Oleh: Felix Bonaparte Simamora, SH.,MH
Advokat & Konsultan Hukum
MediaSuaraMabes, Jakarta – Kesepakatan merupakan hal yang umum yang kerap dilakukan oleh masyarakat saat ini yang kemudian dituangkan dalam bentuk perjanjian. Dalam prakteknya terdapat berbagai jenis perjanjian yang dibuat oleh para pihak, namun pada artikel hukum ini akan membahas terkait pinjam meminjam dan perjanjian penitipan
Sebelum lebih lanjut mengetahui perbedaan antara dua jenis perjanjian tersebut, baiknya terlebih dahulu kita mengetahui definisi dari pinjam-meminjam dan penitipan berdasarkan peraturan yang berlaku
Dalam Pasal 1754 KUHPerdata, pinjam meminjam didefinisikan sebagai perjanjian dengan mana pihak yang satu memberikan kepada pihak lain suatu jumlah tertentu barang-barang yang menghabis karena pemakaian, dengan syarat bahwa pihak yang akan mengembalikan jumlahnya sama dari macam dan keadaan yang sama pula. Sedangkan berdasarkan Pasal 1694 KUHPerdata adalah penitipan terjadi apabila seorang menerima barang dari orang lain, dengan syarat bahwa ia akan menyimpannya dan mengembalikannya dalam wujud asalnya.
Berdasarkan definisi di atas, dapat dikatakan bahwa kedua hal tersebut tidak memiliki perbedaan yang signifikan, tetapi sebagai pelaku usaha yang akan mengadakan perjanjian tersebut harus mencermati konstruksi hukum apa yang terjadi dalam hubungan hukum yang disebabkan oleh kedua perjanjian tersebut;
Dalam hal perbedaannya, terdapat pada permasalahan yang timbul ialah menyangkut kepemilikan, apabila perjanjian yang diadakan ialah perjanjian penitipan maka kepemilikan dari barang yang diperjanjikan tidak berpindah sehingga penerima titipan tidak dapat memindah tangankan barang tersebut tanpa sepengetahuan pemilik barang
Selain itu perjanjian penitipan juga memiliki ketentuan yang menyatakan bahwa barang yang dititipkan dapat sewaktu-waktu meminta barang yang dititipkannya tersebut hal ini tertulis dalam Pasal 1725 KUHPerdata yang menyatakan:
‘’ Barang yang dititipkan harus dikembalikan kepada orang yang dititipkan, seketika apabila dimintanya, sekalipun dalam perjanjiannya telah ditetapkan suatu waktu lain untuk pengembaliannya, kecuali apabila telah dilakukan suatu penyitaan atas barang-barang yang berada di tangan si penerima titipan’’.

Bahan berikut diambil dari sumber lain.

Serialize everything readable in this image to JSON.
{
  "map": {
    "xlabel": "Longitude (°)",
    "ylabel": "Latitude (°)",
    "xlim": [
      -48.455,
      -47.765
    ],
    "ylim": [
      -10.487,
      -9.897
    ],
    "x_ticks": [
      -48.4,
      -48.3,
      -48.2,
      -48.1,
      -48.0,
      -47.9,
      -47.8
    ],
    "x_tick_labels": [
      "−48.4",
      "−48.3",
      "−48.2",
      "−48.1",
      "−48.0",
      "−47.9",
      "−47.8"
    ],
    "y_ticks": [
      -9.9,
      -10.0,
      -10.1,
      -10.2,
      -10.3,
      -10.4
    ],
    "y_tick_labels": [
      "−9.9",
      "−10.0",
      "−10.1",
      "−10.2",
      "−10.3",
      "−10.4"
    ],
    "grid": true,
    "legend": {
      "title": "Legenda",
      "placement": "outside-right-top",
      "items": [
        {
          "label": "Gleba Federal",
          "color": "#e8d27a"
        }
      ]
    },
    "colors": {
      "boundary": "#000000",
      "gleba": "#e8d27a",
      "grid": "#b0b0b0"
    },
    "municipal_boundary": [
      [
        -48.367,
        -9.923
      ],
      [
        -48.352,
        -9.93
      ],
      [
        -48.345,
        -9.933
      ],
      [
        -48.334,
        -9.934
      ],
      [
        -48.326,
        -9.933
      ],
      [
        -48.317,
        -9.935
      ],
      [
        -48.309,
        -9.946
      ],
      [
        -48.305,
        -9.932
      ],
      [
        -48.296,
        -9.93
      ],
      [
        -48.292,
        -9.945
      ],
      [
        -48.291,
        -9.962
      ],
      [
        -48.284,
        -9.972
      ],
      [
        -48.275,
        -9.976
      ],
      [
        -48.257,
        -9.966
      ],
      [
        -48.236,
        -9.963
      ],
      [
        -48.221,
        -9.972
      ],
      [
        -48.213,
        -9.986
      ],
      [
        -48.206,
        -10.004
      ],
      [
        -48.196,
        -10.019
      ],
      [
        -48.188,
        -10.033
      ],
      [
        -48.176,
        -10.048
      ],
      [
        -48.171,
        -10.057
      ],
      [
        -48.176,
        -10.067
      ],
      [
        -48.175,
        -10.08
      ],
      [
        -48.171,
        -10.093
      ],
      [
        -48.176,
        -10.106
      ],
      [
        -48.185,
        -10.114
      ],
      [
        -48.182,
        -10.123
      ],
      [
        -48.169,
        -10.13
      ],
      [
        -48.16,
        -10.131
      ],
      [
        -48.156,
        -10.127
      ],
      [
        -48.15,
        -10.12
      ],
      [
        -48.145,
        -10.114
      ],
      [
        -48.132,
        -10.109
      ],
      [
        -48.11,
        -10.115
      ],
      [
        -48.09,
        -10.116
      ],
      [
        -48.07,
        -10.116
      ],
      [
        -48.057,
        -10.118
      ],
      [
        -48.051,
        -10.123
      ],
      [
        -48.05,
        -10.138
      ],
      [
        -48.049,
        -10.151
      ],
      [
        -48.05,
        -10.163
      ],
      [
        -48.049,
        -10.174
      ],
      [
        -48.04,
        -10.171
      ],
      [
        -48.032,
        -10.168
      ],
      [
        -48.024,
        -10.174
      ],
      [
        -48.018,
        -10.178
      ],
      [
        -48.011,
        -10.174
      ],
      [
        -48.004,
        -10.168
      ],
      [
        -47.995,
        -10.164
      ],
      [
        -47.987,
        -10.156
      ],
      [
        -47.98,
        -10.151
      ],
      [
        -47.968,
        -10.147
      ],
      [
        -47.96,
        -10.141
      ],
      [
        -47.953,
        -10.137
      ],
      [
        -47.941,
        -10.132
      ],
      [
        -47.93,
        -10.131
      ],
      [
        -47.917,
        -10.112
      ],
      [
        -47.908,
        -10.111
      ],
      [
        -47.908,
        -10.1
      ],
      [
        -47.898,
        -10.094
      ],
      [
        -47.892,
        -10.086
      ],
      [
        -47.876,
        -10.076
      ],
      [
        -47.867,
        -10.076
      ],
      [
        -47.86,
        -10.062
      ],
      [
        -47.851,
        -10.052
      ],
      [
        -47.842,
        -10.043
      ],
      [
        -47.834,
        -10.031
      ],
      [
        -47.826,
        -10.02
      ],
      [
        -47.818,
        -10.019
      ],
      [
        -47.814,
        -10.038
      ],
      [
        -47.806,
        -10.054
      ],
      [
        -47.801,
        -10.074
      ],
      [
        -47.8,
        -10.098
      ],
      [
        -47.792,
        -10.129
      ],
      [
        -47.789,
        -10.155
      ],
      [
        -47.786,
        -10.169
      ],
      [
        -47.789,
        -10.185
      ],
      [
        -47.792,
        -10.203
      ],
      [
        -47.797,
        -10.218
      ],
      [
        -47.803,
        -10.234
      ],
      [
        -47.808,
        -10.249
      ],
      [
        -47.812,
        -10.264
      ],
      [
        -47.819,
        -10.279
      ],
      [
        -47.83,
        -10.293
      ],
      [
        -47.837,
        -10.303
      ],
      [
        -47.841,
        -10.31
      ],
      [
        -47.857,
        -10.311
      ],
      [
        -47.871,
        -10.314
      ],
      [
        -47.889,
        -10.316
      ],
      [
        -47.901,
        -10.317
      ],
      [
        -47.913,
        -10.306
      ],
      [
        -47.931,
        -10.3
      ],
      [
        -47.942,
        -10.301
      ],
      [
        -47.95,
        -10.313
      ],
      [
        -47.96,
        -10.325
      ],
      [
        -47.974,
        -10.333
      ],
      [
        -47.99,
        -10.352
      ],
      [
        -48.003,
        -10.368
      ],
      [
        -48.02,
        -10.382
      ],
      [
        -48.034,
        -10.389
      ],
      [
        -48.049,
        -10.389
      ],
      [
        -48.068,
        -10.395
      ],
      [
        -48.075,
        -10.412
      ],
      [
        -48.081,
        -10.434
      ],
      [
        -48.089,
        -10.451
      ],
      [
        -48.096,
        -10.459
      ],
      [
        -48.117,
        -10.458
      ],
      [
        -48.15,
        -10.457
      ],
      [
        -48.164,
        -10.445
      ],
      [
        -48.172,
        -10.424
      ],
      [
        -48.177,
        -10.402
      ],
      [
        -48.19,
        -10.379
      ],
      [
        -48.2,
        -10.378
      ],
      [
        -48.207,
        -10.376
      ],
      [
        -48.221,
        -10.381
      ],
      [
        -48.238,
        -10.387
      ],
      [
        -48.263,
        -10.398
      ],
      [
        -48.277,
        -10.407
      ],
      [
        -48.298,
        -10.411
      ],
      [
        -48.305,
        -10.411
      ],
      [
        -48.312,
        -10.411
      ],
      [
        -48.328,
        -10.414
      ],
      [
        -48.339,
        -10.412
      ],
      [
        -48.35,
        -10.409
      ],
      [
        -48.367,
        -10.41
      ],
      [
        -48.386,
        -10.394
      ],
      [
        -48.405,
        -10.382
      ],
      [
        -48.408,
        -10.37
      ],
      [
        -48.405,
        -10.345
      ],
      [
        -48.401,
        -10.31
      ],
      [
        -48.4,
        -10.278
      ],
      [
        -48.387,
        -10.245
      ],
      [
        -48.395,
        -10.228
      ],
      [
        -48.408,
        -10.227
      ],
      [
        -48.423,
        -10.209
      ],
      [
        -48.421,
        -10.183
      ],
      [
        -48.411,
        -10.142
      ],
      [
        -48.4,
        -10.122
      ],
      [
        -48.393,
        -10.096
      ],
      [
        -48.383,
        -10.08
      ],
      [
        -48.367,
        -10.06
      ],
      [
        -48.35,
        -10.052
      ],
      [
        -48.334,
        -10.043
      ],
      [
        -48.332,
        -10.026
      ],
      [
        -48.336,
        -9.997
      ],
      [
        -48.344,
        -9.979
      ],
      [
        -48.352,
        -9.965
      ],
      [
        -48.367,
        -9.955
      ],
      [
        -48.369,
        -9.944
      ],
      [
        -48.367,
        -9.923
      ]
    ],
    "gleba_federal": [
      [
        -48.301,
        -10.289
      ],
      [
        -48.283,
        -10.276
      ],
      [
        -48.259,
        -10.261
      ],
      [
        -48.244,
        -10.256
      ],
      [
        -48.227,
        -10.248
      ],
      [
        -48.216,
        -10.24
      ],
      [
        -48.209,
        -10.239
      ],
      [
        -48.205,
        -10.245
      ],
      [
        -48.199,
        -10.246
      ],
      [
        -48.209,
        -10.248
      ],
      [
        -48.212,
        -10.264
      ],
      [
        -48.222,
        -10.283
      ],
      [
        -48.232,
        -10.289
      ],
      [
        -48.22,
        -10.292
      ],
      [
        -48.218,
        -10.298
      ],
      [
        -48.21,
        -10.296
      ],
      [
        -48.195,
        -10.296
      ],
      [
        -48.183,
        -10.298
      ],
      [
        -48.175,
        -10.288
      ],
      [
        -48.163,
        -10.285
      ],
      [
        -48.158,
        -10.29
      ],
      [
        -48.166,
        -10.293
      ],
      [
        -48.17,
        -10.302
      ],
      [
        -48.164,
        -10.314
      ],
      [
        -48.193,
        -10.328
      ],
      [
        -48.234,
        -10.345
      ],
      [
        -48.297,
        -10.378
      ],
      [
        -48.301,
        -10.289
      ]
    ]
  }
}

Oleh karena itu jika barang yang ditipkan tidak dikembalikan seketika setelah diminta maka dapat dituduhkan ancaman kepada penerima titipan. Ancaman tersebut dapat merupakan ancaman pidana penggelapan sesuai dengan Pasal 372 Kitab Undang-undang Hukum Pidana (KUHP), yang menyatakan :
‘’ Barangsiapa dengan sengaja memiliki dengan melawan hukum hak sesuatu barang yang sama sekali atau sebagiannya termasuk kepunyaan orang lain dan barang itu ada di dalam tangannya bukan karena kejahatan, dihukum karena penggelapan, dengan hukuman penjara selama-lamanya empat tahun atau denda sebanyak-banyaknya Rp, 900,-
Sedangkan dalam hal perjanjian pinjam meminjam, obyek hutang piutang berada di ranah hukum perdata, sehingga tidak bisa ditarik ke ranah pidana sebagaimana terjadi pada pnenitipan. Dalam perjanjian pinjam meminjam, ditentukan batas waktu pembayarannya, yang mana menentukan waktu / saat dimana si pemberi pinjaman dapat menagih pengembalian hutangnya secara sepihak, sebab hutang hanya bisa ditagih ketika jatuh tempo pembayaran. Dalam hal terjadi sengketa, maka dapat diajukan gugatan perdata dikarenakan wanprestasi atas kesepakatan yang telah disepakati. Hal terkait wanprestasi sendiri telah diatur di dalam Pasal 1243 KUHPer, yang menyatakan :
“Penggantian biaya, rugi, dan bunga karena tidak terpenuhinya suatu perikatan, barulah mulai diwajibkan.